The worsening COVID crisis in Brazil has made it imperative that the US launch an aggressive plan to defeat COVID in the Americas. It is reasonable to assume that the far more deadly and infectious Brazilian variant is going to start spreading throughout the region, and the economic and societal damage it may cause is simply not in the interest of the United States however you look at it.
The US should begin mobilizing to help the nations of the Americas, totaling about 630 million people, for all hands on deck assault against the virus (vaccine, testing/tracing, therapeutics, masking etc). We will need to start committing resources from the Defense Department, State, USAID and other parts of the government to provide direct on the ground support; and the US should consider purchasing enough vaccine to ensure that each nation has enough to vaccinate their entire population in the coming months. We have already purchased hundreds of millions of doses beyond what is needed here in the US — that vaccine should be committed to the Americas first, and not to other regions of the world.
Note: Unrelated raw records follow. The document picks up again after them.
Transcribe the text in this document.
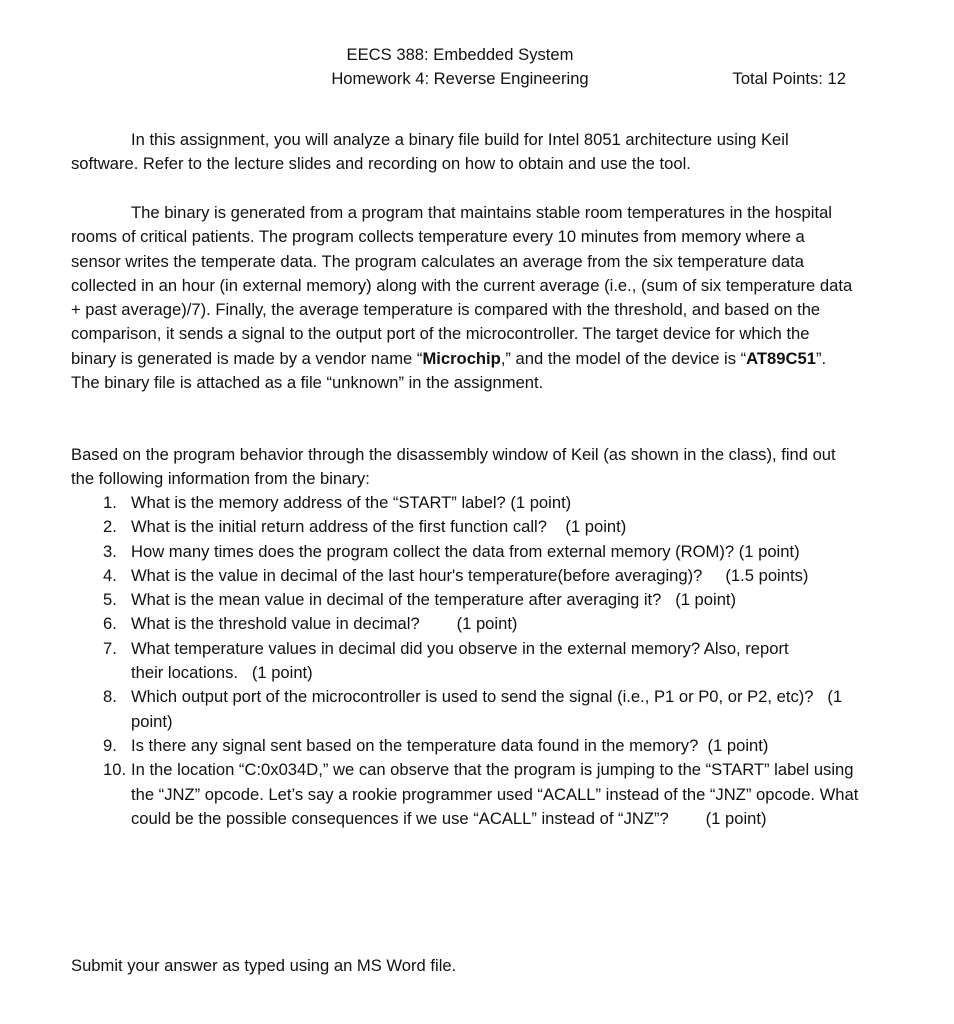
EECS 388: Embedded System
Homework 4: Reverse Engineering	Total Points: 12

In this assignment, you will analyze a binary file build for Intel 8051 architecture using Keil software. Refer to the lecture slides and recording on how to obtain and use the tool.

The binary is generated from a program that maintains stable room temperatures in the hospital rooms of critical patients. The program collects temperature every 10 minutes from memory where a sensor writes the temperate data. The program calculates an average from the six temperature data collected in an hour (in external memory) along with the current average (i.e., (sum of six temperature data + past average)/7). Finally, the average temperature is compared with the threshold, and based on the comparison, it sends a signal to the output port of the microcontroller. The target device for which the binary is generated is made by a vendor name “Microchip,” and the model of the device is “AT89C51”. The binary file is attached as a file “unknown” in the assignment.

Based on the program behavior through the disassembly window of Keil (as shown in the class), find out the following information from the binary:

1. What is the memory address of the “START” label? (1 point)
2. What is the initial return address of the first function call?    (1 point)
3. How many times does the program collect the data from external memory (ROM)? (1 point)
4. What is the value in decimal of the last hour's temperature(before averaging)?     (1.5 points)
5. What is the mean value in decimal of the temperature after averaging it?   (1 point)
6. What is the threshold value in decimal?        (1 point)
7. What temperature values in decimal did you observe in the external memory? Also, report their locations.   (1 point)
8. Which output port of the microcontroller is used to send the signal (i.e., P1 or P0, or P2, etc)?   (1 point)
9. Is there any signal sent based on the temperature data found in the memory?  (1 point)
10. In the location “C:0x034D,” we can observe that the program is jumping to the “START” label using the “JNZ” opcode. Let’s say a rookie programmer used “ACALL” instead of the “JNZ” opcode. What could be the possible consequences if we use “ACALL” instead of “JNZ”?        (1 point)

Submit your answer as typed using an MS Word file.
The Biden Administration has already starting planning for such an effort in Asia, working through “the Quad” — the US, Japan, India and Australia. Here, closer to home, we may have to launch something that might be considered an extension of our current domestic mobilization that has created large vaccination centers and other backstops to the state and local health authorities. Today the US announced it was making some of its stockpile of the AstraZeneca vaccine, not yet approved here in the US, available to Mexico and Canada. It is a great first step, but given the gravity of what’s happening in Brazil right now, much more will have to be done.
Doing everything we can to prevent the more virulent Brazilian variant from ravaging the Americas and potentially coming here prior to the US achieving herd immunity is something clearly and pragmatically in the national interest of the United States. But on a deeper level, this kind of American-led regional effort would be hugely beneficial to the understanding in the Americas of what the United States is and can be after a deeply anti-Hispanic America First Presidency. It will also help lay the political predicate for some kind of Marshall Plan for Central America, something which will be needed as a way of preventing the kind of flows to our border we’ve seen episodically since the great Mexican wave of migration slowed more than a decade ago.
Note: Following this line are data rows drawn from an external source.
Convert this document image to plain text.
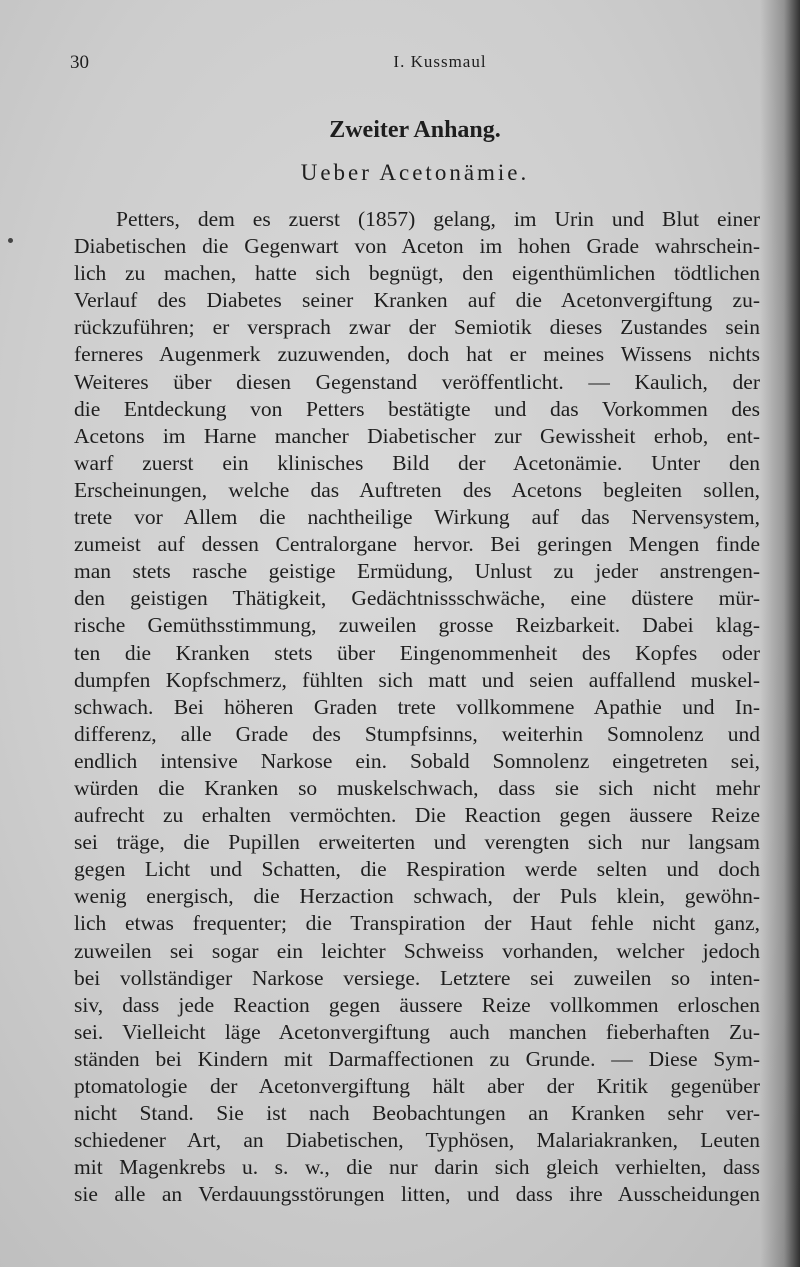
30	I. Kussmaul
Zweiter Anhang.
Ueber Acetonämie.
Petters, dem es zuerst (1857) gelang, im Urin und Blut einer
Diabetischen die Gegenwart von Aceton im hohen Grade wahrschein-
lich zu machen, hatte sich begnügt, den eigenthümlichen tödtlichen
Verlauf des Diabetes seiner Kranken auf die Acetonvergiftung zu-
rückzuführen; er versprach zwar der Semiotik dieses Zustandes sein
ferneres Augenmerk zuzuwenden, doch hat er meines Wissens nichts
Weiteres über diesen Gegenstand veröffentlicht. — Kaulich, der
die Entdeckung von Petters bestätigte und das Vorkommen des
Acetons im Harne mancher Diabetischer zur Gewissheit erhob, ent-
warf zuerst ein klinisches Bild der Acetonämie. Unter den
Erscheinungen, welche das Auftreten des Acetons begleiten sollen,
trete vor Allem die nachtheilige Wirkung auf das Nervensystem,
zumeist auf dessen Centralorgane hervor. Bei geringen Mengen finde
man stets rasche geistige Ermüdung, Unlust zu jeder anstrengen-
den geistigen Thätigkeit, Gedächtnissschwäche, eine düstere mür-
rische Gemüthsstimmung, zuweilen grosse Reizbarkeit. Dabei klag-
ten die Kranken stets über Eingenommenheit des Kopfes oder
dumpfen Kopfschmerz, fühlten sich matt und seien auffallend muskel-
schwach. Bei höheren Graden trete vollkommene Apathie und In-
differenz, alle Grade des Stumpfsinns, weiterhin Somnolenz und
endlich intensive Narkose ein. Sobald Somnolenz eingetreten sei,
würden die Kranken so muskelschwach, dass sie sich nicht mehr
aufrecht zu erhalten vermöchten. Die Reaction gegen äussere Reize
sei träge, die Pupillen erweiterten und verengten sich nur langsam
gegen Licht und Schatten, die Respiration werde selten und doch
wenig energisch, die Herzaction schwach, der Puls klein, gewöhn-
lich etwas frequenter; die Transpiration der Haut fehle nicht ganz,
zuweilen sei sogar ein leichter Schweiss vorhanden, welcher jedoch
bei vollständiger Narkose versiege. Letztere sei zuweilen so inten-
siv, dass jede Reaction gegen äussere Reize vollkommen erloschen
sei. Vielleicht läge Acetonvergiftung auch manchen fieberhaften Zu-
ständen bei Kindern mit Darmaffectionen zu Grunde. — Diese Sym-
ptomatologie der Acetonvergiftung hält aber der Kritik gegenüber
nicht Stand. Sie ist nach Beobachtungen an Kranken sehr ver-
schiedener Art, an Diabetischen, Typhösen, Malariakranken, Leuten
mit Magenkrebs u. s. w., die nur darin sich gleich verhielten, dass
sie alle an Verdauungsstörungen litten, und dass ihre Ausscheidungen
As I wrote in an essay in the Mexican-based journal Letras Libres, COVID presents America and the Biden Administration with an extraordinary opportunity to remind the world of the greatness of America while reinvigorating the great liberal project Roosevelt and Truman launched after World War II. If America can successfully lead a global effort to defeat COVID and “build back better” it could become a defining moment for contemporary American liberalism, helping teach an entire new global generation of what modern democracies can accomplish when working together with the people of the world.
The Biden Administration’s rejoining of the WHO and its support of the global vaccine effort COVAX was an important first step in towards standing up such a American-led global strategy to defeat COVID; the establishing of the Quad to do help Asia defeat COVID was a terrific second step; the vaccines to Mexico and Canada a smart third step; standing up a plan for the Americas should be the fourth.